The National Education Health and Allied Workers’ Union said some of its members won’t work overtime for the state-of-the-nation speech, according to an e-mailed statement from Parliament on Thursday. That will affect catering, transportation and ushering services, it said.
Fifty-one percent of 3,608 adults polled by research company Ipsos in October and November last year rated Zuma’s performance as president as adequate. That’s down from 69 percent of respondents interviewed in 2009, the year Zuma first took office.
The EFF, which advocates the nationalization of mines, banks and land, has capitalized on public discontent at what the party says is the government’s slow pace of building houses and creating jobs in an economy where almost one in four is unemployed.

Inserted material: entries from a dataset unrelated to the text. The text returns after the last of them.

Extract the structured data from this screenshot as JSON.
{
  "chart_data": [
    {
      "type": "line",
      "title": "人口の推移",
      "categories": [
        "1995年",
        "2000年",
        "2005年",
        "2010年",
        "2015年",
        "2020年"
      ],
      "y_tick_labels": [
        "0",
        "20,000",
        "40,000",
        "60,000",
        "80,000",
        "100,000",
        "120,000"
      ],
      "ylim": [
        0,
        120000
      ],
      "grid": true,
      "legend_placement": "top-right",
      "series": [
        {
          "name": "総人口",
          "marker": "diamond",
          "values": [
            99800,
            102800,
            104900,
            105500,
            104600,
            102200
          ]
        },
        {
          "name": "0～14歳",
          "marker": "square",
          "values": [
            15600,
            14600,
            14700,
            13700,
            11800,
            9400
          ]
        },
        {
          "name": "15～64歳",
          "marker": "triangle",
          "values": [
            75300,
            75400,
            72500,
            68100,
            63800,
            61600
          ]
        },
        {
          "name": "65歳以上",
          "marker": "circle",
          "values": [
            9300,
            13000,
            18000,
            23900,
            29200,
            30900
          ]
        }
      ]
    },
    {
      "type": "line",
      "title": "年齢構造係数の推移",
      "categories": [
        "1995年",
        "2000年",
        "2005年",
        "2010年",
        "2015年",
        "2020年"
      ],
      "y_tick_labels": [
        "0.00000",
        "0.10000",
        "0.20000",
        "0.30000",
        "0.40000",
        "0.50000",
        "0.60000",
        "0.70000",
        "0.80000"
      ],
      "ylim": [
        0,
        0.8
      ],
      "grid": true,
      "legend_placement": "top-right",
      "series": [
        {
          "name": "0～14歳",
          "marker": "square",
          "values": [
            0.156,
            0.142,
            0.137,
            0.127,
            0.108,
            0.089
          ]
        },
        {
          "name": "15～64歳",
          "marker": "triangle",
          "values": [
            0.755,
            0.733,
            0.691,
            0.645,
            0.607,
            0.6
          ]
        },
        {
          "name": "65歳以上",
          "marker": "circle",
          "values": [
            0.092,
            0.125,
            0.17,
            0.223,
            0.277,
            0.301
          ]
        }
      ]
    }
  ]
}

The party, which Malema formed more than a year after being expelled from the ANC, secured 25 seats in the 400-seat legislature after winning 6.4 percent of the vote in the May elections.
Zuma told newspaper editors on Feb. 8 that Baleka Mbete, the speaker of parliament and a senior ANC member, was responsible for maintaining order in the National Assembly and he isn’t concerned about his speech being interrupted, according to Johannesburg-based Business Day newspaper.
“The EFF and all its members are not intimidated by the security forces that seek to undermine Parliament,” Ndlozi, the party spokesman, said in an e-mailed statement on Thursday. “We will never be threatened by those who undermine institutions of democracy.”
The party has been told the police plan to arrest its members, he said.
“At some stage the EFF has to think of more creative ways of getting their message across,” Glaser said. “There are parliamentary rules and the EFF has been violating them. Continuing with this tactic indefinitely will eventually undermine parliamentary and constitutional democracy.”
The Democratic Alliance, the biggest opposition party, said the state-of-the-nation address should focus on the real issues confronting South Africa, including power outages, poverty and unemployment.
Africa’s second-largest economy grew an estimated 1.4 percent last year, the slowest pace since the 2009 recession, as strikes and power shortages curbed output. Eskom Holdings SOC Ltd. has implemented rolling blackouts for nine consecutive days as it struggles to meet demand.
There’s a “low to medium” probability of power cuts on Thursday because the system remains constrained, the state-owned electricity utility said.
“South Africans do not want to see constant bickering and fights amongst politicians,” DA Parliamentary leader Mmusi Maimane said in an e-mailed copy of a speech on Wednesday. “We will not join a circus in the National Assembly.”